Matron of the Royal Infirmary of Edinburgh, Gill at first was not sure she could support the College. She felt registration was the most important issue facing nursing. When reassured the College would press for this, she became member four and a representative on the Scottish Board.
Rachel Cox-Davies 1864-1944
“Please let my name go on [the membership register] as high up as possible... I would like it to be the first”
Despite her best efforts, Rachael Cox-Davies became the second member of the College. She is said to be single-handedly responsible for persuading Lady Cowdray to fund a new home for the College in the early 1920s. Apparently, in a ten-minute taxi journey she told Lady Cowdray of the soaring membership numbers and asked if she would gift the College a new building for educational facilities. Lady Cowdray, already a strong supporter of the College, agreed.
Caring for Nurses
It was essential to our founders that the College offered support for the general welfare of all their members. Many nurses had sustained injuries during service in the war, both physical and psychological. The College established rest homes where members could relax, rejuvenate and recover.
Mary Rundle 1874-1937
“A good beginning has been made. The College may look forward with courage and quiet confidence to further progress.”
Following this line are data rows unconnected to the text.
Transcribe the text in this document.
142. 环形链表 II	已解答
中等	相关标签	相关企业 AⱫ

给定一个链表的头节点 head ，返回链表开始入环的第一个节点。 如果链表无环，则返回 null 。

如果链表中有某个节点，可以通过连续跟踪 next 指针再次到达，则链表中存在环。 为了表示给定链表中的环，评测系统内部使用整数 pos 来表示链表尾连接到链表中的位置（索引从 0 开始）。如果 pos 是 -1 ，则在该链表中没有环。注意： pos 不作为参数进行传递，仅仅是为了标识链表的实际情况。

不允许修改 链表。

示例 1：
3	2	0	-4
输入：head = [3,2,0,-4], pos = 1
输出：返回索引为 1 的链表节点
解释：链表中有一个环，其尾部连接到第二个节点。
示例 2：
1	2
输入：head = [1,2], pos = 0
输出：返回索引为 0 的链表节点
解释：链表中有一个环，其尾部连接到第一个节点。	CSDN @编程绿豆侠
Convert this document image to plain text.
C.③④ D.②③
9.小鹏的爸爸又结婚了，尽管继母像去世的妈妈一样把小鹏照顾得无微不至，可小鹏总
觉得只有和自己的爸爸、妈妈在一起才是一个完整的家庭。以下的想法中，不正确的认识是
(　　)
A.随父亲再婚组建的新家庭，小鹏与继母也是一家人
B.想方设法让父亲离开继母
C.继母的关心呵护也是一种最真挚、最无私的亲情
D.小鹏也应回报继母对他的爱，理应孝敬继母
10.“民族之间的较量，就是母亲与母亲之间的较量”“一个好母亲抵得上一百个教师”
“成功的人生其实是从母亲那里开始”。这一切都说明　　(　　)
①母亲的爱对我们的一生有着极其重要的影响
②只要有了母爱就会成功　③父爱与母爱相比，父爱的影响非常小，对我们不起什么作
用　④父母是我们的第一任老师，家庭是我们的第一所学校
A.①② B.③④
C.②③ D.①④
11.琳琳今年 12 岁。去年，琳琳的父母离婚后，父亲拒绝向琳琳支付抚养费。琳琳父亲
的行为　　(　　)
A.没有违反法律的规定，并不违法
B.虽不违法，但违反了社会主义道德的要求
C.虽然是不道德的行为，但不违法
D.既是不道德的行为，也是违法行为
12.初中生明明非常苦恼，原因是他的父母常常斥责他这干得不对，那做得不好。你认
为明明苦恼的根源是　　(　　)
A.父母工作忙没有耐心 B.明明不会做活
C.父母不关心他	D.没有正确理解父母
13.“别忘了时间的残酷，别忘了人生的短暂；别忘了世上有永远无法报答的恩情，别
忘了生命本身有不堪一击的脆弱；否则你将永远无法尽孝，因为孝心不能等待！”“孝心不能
Rundle was the College’s founding Secretary. When her nursing officer fiancé tragically died before their wedding day, Rundle at once devoted her life to nursing. She organised some of the earliest courses for nurses and started her own nursing library. She started the Federated Superannuation Scheme for Nurses – a saving scheme for nurses’ pensions.
Have a listen to some of our founding members speak...
Lucy Duff Grant (1983)
Lucy had an artistic flair and her father wanted her to be an artist. But at the age of 8 she decided she was going to be a nurse. The College came into being while Lucy was training at St Thomas’s Hospital, London, and so she signed up straight away. She was heavily involved in promoting the early College and publicising its education fund.
Gertrude Annie Cooper (1994)
Gertrude began training at the Middlesex Hospital in 1927 and earned her ‘Diploma in Nursing’ from the College in 1932. A few years later, she pursued her love of travel and became a Ship nurse with Cunard Liners. After several cruises Gertrude found herself in Sydney when the Second World War was declared.
Peggy Nuttall (1987)
Peggy began training as a physiotherapist at the London hospital and qualified in 1940. She eventually made an unusual move from physiotherapy to nursing. In the late 1950s Peggy became editor of the Nursing Times and was instrumental in the journal’s close relationship with the College.
By 1922, almost 23,000 nurses had joined the College of Nursing, all now described as our founding members. Today, this membership has grown in breadth and diversity yet the initial aims of the College still stand. We continue to represent and support members, influence policy and develop nursing research and education. The founding members ensured its place in the ever more complex and demanding nursing world.